Wikipedia, the free encyclopedia says:

Although the VIX is often called the “fear index,” a high VIX is not necessarily bearish for stocks. Instead, the VIX is a measure of fear of volatility in either direction, including to the upside. In practical terms, when investors anticipate large upside volatility, they are unwilling to sell upside “call” stock options unless they receive a large premium. Option buyers will be willing to pay such high premiums only if similarly anticipating a large upside move. The resulting aggregate of increases in upside stock option “call” prices raises the VIX just as does the aggregate growth in downside stock “put” option premiums that occurs when option buyers and sellers anticipate a likely sharp move to the downside. When the market is believed as likely to soar as to plummet, writing any option that will cost the writer in the event of a sudden large move in either direction may look equally risky. Hence high VIX readings mean investors see significant risk that the market will move sharply, whether downward or upward. The highest VIX readings occur when investors anticipate that huge moves in either direction are likely. Only when investors perceive neither significant downside risk nor significant upside potential will the VIX be low.

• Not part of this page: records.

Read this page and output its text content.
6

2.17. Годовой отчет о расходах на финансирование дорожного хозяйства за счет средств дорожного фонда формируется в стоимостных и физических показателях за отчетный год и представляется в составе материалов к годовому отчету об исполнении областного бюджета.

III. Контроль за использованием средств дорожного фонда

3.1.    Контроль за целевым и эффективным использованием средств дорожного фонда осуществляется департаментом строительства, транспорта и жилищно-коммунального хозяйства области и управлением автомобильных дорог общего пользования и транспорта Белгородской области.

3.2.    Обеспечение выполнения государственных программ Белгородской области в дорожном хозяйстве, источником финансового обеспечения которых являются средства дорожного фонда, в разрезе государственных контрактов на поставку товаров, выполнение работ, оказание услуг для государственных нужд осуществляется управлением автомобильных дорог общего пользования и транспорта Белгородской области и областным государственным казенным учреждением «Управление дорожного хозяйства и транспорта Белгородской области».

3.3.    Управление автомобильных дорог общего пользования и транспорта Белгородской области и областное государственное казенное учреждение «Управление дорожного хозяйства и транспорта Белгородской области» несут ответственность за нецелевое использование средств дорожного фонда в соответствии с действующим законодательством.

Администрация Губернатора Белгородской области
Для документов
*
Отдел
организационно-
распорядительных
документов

I think the world would be a much better place if we didn’t base our economies on fear wrapped up in alchemical logical structures and emotional triggers. Freemarket seems to mean FreePanicMarket economics. Good stocks fall with bad ones, bad ones rise with good ones. Why? Because there’s movement based on factors and forces that have little or no bearing on what the company is actually doing. Why would people trust their future to such a system? Like I said, I have some stocks, but certainly not enough that would represent my future savings. I like to play, but I’m not suicidal.